You could try to solve this problem for this instance only (replacing the "&" with "&" and "DJ" with "Disk jokey" or ignore "DJ" etc..). If your table only contains DJ's you could set up a bunch of rules like those.
If your table contains more diverse stuff you will have to go with a more structural approach. Could you give a sample of your dataset?
First of all of course the programming task (NLP etc. as mentioned) is interesting. But as mentioned it's overkill aiming to perfect that.
But the other view is as mentioned ("social"), who enters the data, who views it, how long and how correct should it be? So it's a naming convention issue and reminds me to the great project musicbrainz.org - should your site "just work" or do you prefer to go along standards, in latter case i would orient myself along the mb project - in case you haven't done that and not heard of it.

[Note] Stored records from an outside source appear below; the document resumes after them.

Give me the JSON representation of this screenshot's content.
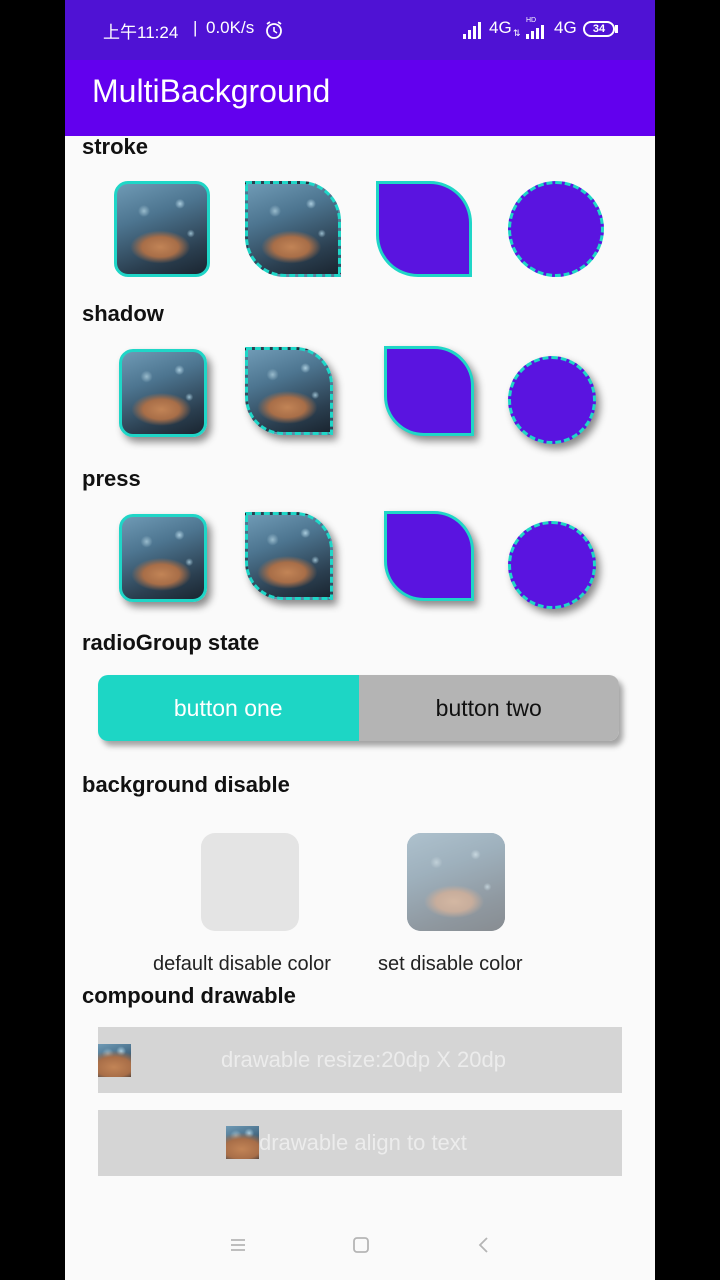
{
  "status_bar": {
    "time": "上午11:24",
    "net_speed": "0.0K/s",
    "network_1": "4G",
    "network_2": "4G",
    "battery": "34",
    "hd_label": "HD"
  },
  "app_bar": {
    "title": "MultiBackground"
  },
  "sections": {
    "stroke": "stroke",
    "shadow": "shadow",
    "press": "press",
    "radio": "radioGroup state",
    "disable": "background disable",
    "compound": "compound drawable"
  },
  "radio_group": {
    "options": [
      "button one",
      "button two"
    ],
    "selected_index": 0
  },
  "disable": {
    "captions": [
      "default disable color",
      "set disable color"
    ]
  },
  "compound": {
    "buttons": [
      "drawable resize:20dp X 20dp",
      "drawable align to text"
    ]
  },
  "colors": {
    "status_bar": "#4f12d4",
    "app_bar": "#6200ee",
    "purple_fill": "#5a14e0",
    "stroke_teal": "#1fd6c7",
    "radio_selected": "#1dd6c5",
    "radio_unselected": "#b4b4b4",
    "disabled_gray": "#d5d5d5"
  },
  "icons": {
    "alarm": "alarm-clock-icon",
    "signal": "signal-bars-icon",
    "battery": "battery-icon",
    "nav_menu": "menu-icon",
    "nav_home": "home-square-icon",
    "nav_back": "back-chevron-icon"
  }
}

ie. see here for Above & Beyond: they have on alias defined, they use it to match user searches.
http://musicbrainz.org/show/artist/aliases.html?artistid=58438
check out also the Artist_Alias page in the wiki.
The data model is worth a look and there are even several API bindings to sync data, also in python.
How about changing the model so "alias" to be list of keys to other table that looks like this (skipping small words like "the", "and", etc.):
1 => Above;
2 => Beyond;
3 => Disk;
4 => Jokey;
Then when you want to insert new record just check how many of the significant words from the title are already in the table and match currently existing model entities. If more than 50% (for example) maybe you have a coincidence and you can show list of them to the visitor and asking "do you mean some of this one".
Looks like fuzzywuzzy is a perfect match to your needs.
This article explains the reason it was set up, which very closely matches your requirements -- basically, to handle situations in which two different things were named slightly differently:
One of our most consistently frustrating issues is trying to figure out whether two ticket listings are for the same real-life event (that is, without enlisting the help of our army of interns).
…
To achieve this, we've built up a library of "fuzzy" string matching routines to help us along.
If you're only after artist names or generally media related names it might be much better to just use the API of last.fm or echonest as they already have a huge rule set and a huge database to settle on.